Bakken

Short-lived climate pollutants like methane and black carbon account for approximately one-third of current global warming.

Connecticut’s Democratic Senator Chris Murphy and Maine’s Republican Senator Susan Collins have introduced the Super Pollutants Act of 2015 – the U.S. Senate’s first bipartisan climate bill of 2015 aimed at reducing emissions of short-lived climate pollutants (SLCPs).

Fast action to reduce short-lived climate pollutants can have a direct impact on global warming, with the potential to reduce the warming expected by 2050 by as much as 3 °F.

“These pollutants add to the already substantial impact of carbon dioxide pollution,” said David Doniger, Director of the Climate and Clean Air Program at Natural Resources Defense Council. “If we hope to avoid truly catastrophic climate change, we have to start reducing these super climate pollutants now.”

Based on the Climate and Clean Air Coalition (CCAC) to Reduce Short-Lived Climate Pollutants; a global initiative by former Secretary of State Hillary Clinton.

As former Secretary of State, Clinton put together the global Climate and Clean Air Coalition (CCAC) –  a coalition of nations, cities and companies and non-profit organizations committing to cutting short-lived climate pollutants (SLCP).

The CCAC’s effective action; capturing methane and finding and finding alternatives for technologies that create black carbon and other short-lived climate pollutants, won plaudits from a leading international environmental law firm, which calculated that CCAC could fill the regulatory gap, until the world agrees on action to stop climate change.

“Until 2020, this fast action to mitigate SLCP emissions could help slow the rate of climate change and improve the chances of staying below the 2°C target,” said the American Society of International Law.

Where they are the law, EPA methane flaring regulations have worked.

While gas flaring is a source of methane, it has started a small decline, according to EPA figures, over the last three years. Methane emissions were 77 million metric tons CO2e in 2013. In 2014, that was 73 million metric tons CO2e of methane.

Most of these reductions came from gas well completions and workovers, which are regulated.

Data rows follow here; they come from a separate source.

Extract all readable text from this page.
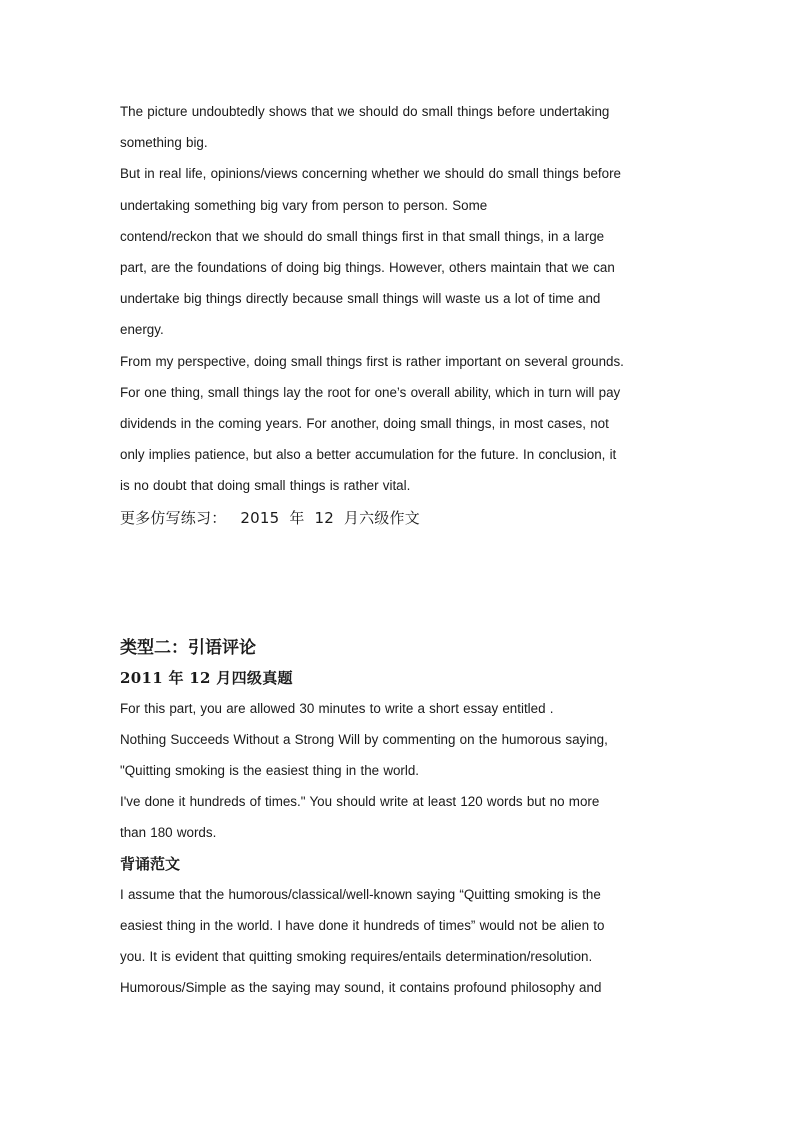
The picture undoubtedly shows that we should do small things before undertaking

something big.

But in real life, opinions/views concerning whether we should do small things before

undertaking something big vary from person to person. Some

contend/reckon that we should do small things first in that small things, in a large

part, are the foundations of doing big things. However, others maintain that we can

undertake big things directly because small things will waste us a lot of time and

energy.

From my perspective, doing small things first is rather important on several grounds.

For one thing, small things lay the root for one’s overall ability, which in turn will pay

dividends in the coming years. For another, doing small things, in most cases, not

only implies patience, but also a better accumulation for the future. In conclusion, it

is no doubt that doing small things is rather vital.

更多仿写练习： 2015 年 12 月六级作文

类型二：引语评论
2011 年 12 月四级真题

For this part, you are allowed 30 minutes to write a short essay entitled .

Nothing Succeeds Without a Strong Will by commenting on the humorous saying,

"Quitting smoking is the easiest thing in the world.

I've done it hundreds of times." You should write at least 120 words but no more

than 180 words.

背诵范文

I assume that the humorous/classical/well-known saying “Quitting smoking is the

easiest thing in the world. I have done it hundreds of times” would not be alien to

you. It is evident that quitting smoking requires/entails determination/resolution.

Humorous/Simple as the saying may sound, it contains profound philosophy and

“The largest methane reductions come from a practice that is subject to national standards, while the biggest increases come from sources that remain largely unregulated,” said Matt Watson, associate vice president of the Environmental Defense Fund’s climate and energy program.

“This data shows that regulations work, and promises of voluntary action don’t,” he pointed out.

Despite the small decline in the two areas that are regulated, overall emissions from the oil and gas sector rose from 228 million metric tons CO2e in 2013, to 236 million metric tons in 2014.

But if this bill became law, all of the methane emissions from the oil and gas industry would be under the jurisdiction of federal agencies.

The bill would make the US a powerhouse in methane reduction, by enabling federal agencies to stop pollution.

The CCAC coalition partners included US cities, companies and nonprofits, but not the US government itself.

This bill would change that, making it an even more effective tool in preventing climate change, with federal law changes to for example, close a loophole that permits the use of ozone-depleting residential air conditioning units.